This first-person account is part of a regular series of how Counterpart works in the field. This story is by Ellen Garrett, Director, Government and Civil Society Strengthening.

Five bumpy hours after leaving Baku, we were near our destination: Azerbaijan’s second largest city and historical capital, Ganja.

Our car jostled past a massive aluminum plant on the side of the road and entered the Ganja State Agricultural University, where we would discuss gender discrimination and equal rights with college students from four local universities.

We entered a classroom with walls painted bright yellow, the flag of Azerbaijan hanging from the front.

Fifty young men and women filled the space around a U-shaped wooden table, some eager to speak with us and some looking around hesitantly.

Azerbaijan has a progressive legal frameworkon women’s issues: it affords men and women equal political rights, criminalizes domestic violence and seeks to eliminate gender-based discrimination in the workplace. It also signed the United Nations’ Convention for the Elimination of Discrimination Against Women.

But as our partners Dr. Maleyka Alizade, Chairman of the Ganja Regional Women’s Center Public Union, and Nushaba Mammadova, Chairman of the “TOMRIS” Women’s Society, explained to the students, there are still substantial gaps in the implementation of these laws.

Students were invited to ask questions or share their opinions, and while they were slow to speak up at the outset, a lively debate on women’s rights and their traditional position in society was raging by the end of the two hour discussion.

The first student to speak was a young man who commented on the use of quotas to ensure women’s participation.

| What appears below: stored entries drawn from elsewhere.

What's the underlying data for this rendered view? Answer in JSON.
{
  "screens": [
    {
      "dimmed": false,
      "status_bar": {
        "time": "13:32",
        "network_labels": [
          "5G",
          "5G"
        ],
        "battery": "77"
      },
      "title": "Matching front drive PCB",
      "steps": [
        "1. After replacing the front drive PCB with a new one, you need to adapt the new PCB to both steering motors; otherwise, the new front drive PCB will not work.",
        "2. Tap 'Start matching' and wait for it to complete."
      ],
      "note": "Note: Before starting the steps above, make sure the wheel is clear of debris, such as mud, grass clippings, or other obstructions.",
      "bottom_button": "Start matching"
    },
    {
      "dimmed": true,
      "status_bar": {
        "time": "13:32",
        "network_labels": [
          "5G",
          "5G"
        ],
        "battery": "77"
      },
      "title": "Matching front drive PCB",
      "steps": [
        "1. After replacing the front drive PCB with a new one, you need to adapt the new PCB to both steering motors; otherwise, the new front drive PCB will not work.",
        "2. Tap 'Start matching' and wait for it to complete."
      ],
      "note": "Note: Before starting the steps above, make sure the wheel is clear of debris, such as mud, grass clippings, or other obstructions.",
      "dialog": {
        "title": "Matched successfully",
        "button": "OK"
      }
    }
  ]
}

He suggested that the idea of having a 30 percent female quota should be reviewed to see if it actually increases participation. He said that Azerbaijan is ranked around 50th internationally in women’s political participation, well behind Ireland and many other countries.

The next student to volunteer agreed:  “We are such a developed nation,” he said. “Why do we have such low levels of women participating in the political process?”

He spoke of Azerbaijan as a place that has a strong historical association with family. If you want to change perceptions, he said, you need to work with youth, including at the university level.

He recommended a series of workshops and seminars on gender at the university, and even offered to help organize such events himself.

The first woman to join the conversation chimed in, saying that historically Azerbaijani women have been active, and that she disagrees with those who say that they are not capable of participating in politics and business.

She echoed her predecessor’s comments that to improve gender equality, the conversation needs to be conducted with youth, with the next generation, because this is where change starts.

Not all who attended the event supported the idea of women’s participation. There was a contingent of young men who supported more traditional values.

“A good woman is a good supporter of her husband’s career,” said one of the students. “If both people work in a marriage, when they come home, where is dinner?”

Near the end of the afternoon, a young woman who had been helping to facilitate the event spoke up.

“We need to educate parents, because traditional values tell parents that their daughter should support her brother, and her education should wait,” she said.

“Then she is 20 and she should get married, and her education should wait. Soon after, she has children, and her education should still wait. But our education can’t wait.”

In response to one young man’s comments that it is a struggle for women to balance the demands of family and work or politics, a young woman shared a story:

“Forty ants started climbing the Eiffel Tower. One by one they decided it was too hard, and they yelled out to their friends, ’It’s too hard, we’re going back down.’

“At the end of the day, only one ant stood at the top of the Eiffel Tower, while the others stood at the bottom yelling, ‘You can’t climb that high.’

“It turns out,” said the girl, “the ant that made it to the top was deaf. So perhaps the lesson for young women is: at times you have to be a little deaf so you don’t listen to what you can’t do.”